Google had this issue, because the scale of their applications meant that teams needed very particular skills to operate their product effectively. They created an SRE role that would behave like the Operations teams before but with a difference. The SRE’s needed to be able to code as well as operate the infrastructure because they may need to alter the programs that they manage.

Most companies do not need this separation as most products do not have hundreds of millions of users. While this is a great pattern to offload work at very high volumes, most companies would be better investing in deployment automation, instrumentation and monitoring.

Product Separation / Duplication

Before software development, companies faced the challenge where the organisation was becoming too large to manage effectively. Their solution was either separation by business unit or even into completely separate companies. In effect, they decided that it was better to duplicate all of the functions of the business to reduce the overhead of coordination.

For example, GE decided to split into multiple different companies based on the industries that they were targeting such as GE Healthcare, GE Energy, Synchrony Financial, Current and more. Other companies such as Nestle and Proctor and Gamble are managed through independent geographical business units.

Tech companies have also followed a similar approach. Uber operates separate product offerings in different geographies with local autonomy over product development. Revolut have a split between their B2B and B2C product offerings, even with an underlying shared banking platform. And many companies offer product versions more specialised for the needs of industries verticals like public service, healthcare, finance and more.

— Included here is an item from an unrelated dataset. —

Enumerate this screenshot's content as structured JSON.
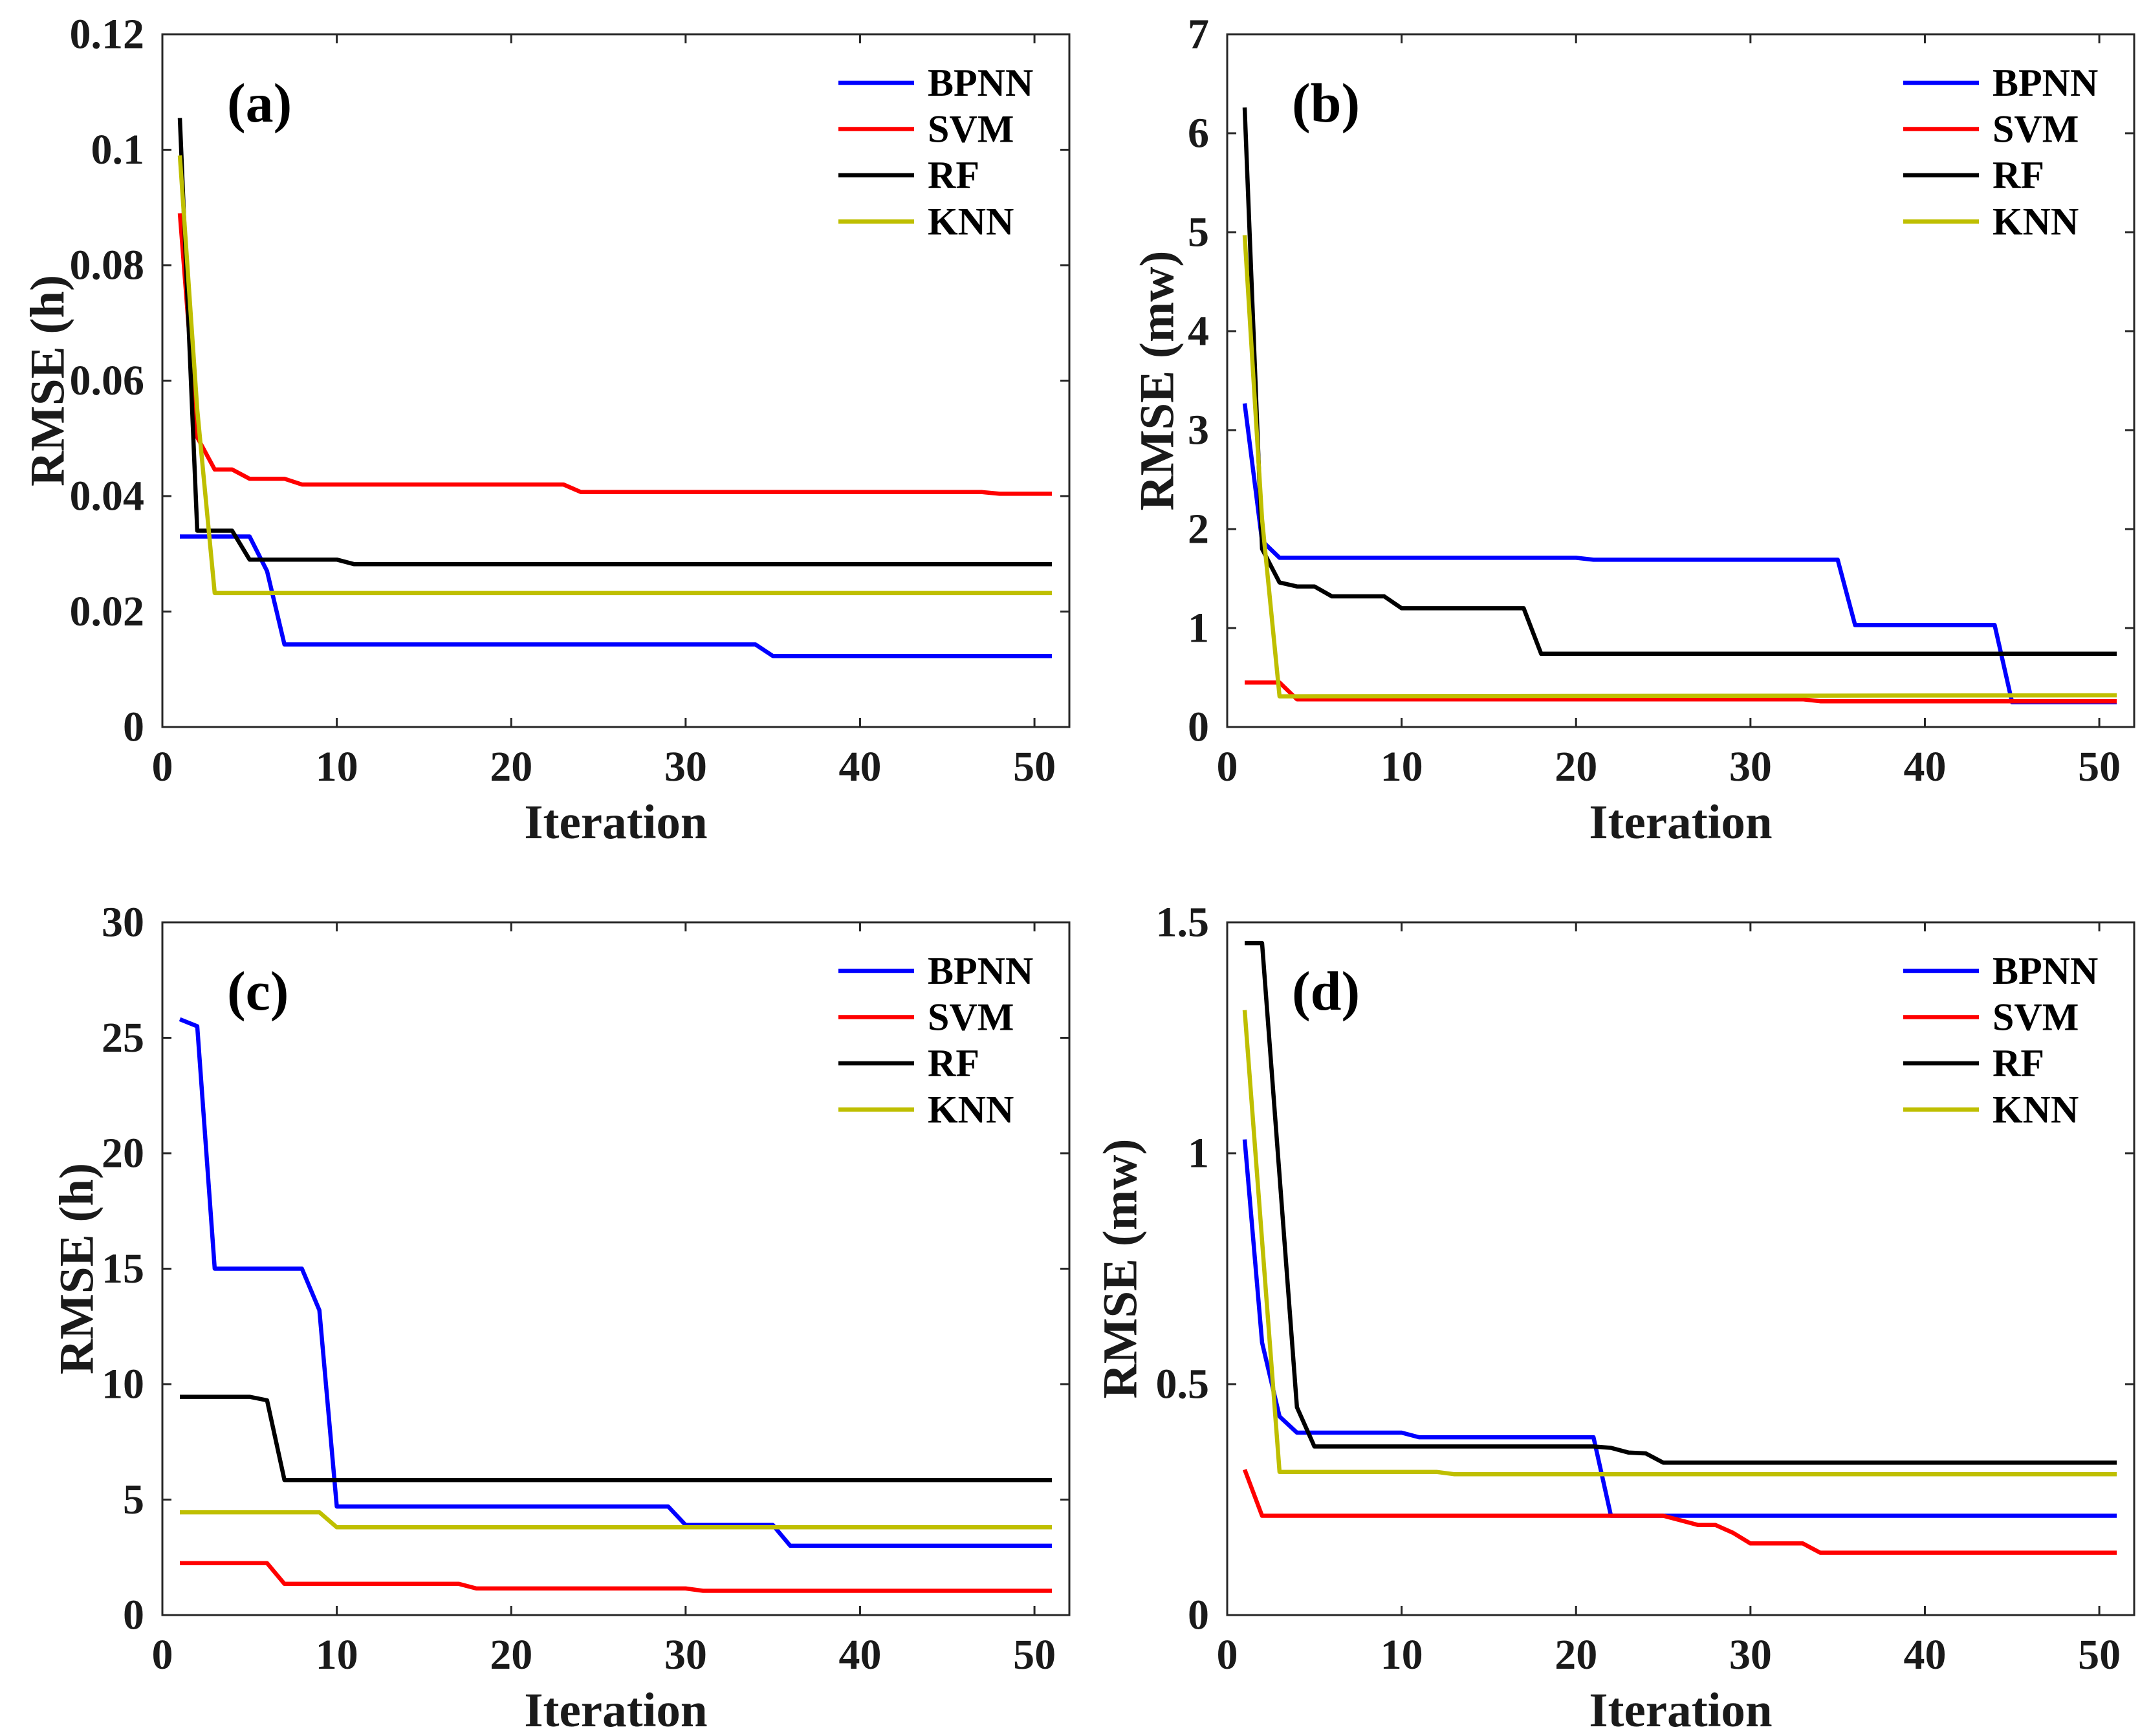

This is the most expensive way of reducing complexity and can lead to inconsistencies in user experience across the different geographic, customer segment or industry categories so it should be chosen only as a last resort.

Conclusion

The best approach is to start with Enabling teams to better use the knowledge and skill sets that you already have. In parallel you can cautiously abstract items out into platforms, constantly monitoring to ensure that you have not crossed the boundary where changes that the stream teams want to make require changes in the platform. When you cross that boundary, don’t be afraid to remove some scope form the platform and return it to the teams.

As you continue to scale you can start looking at more drastic measures like separation into different business units, and even different product lines. There is a lot of efficiency that you can gain from the first approaches though, before you move into these areas.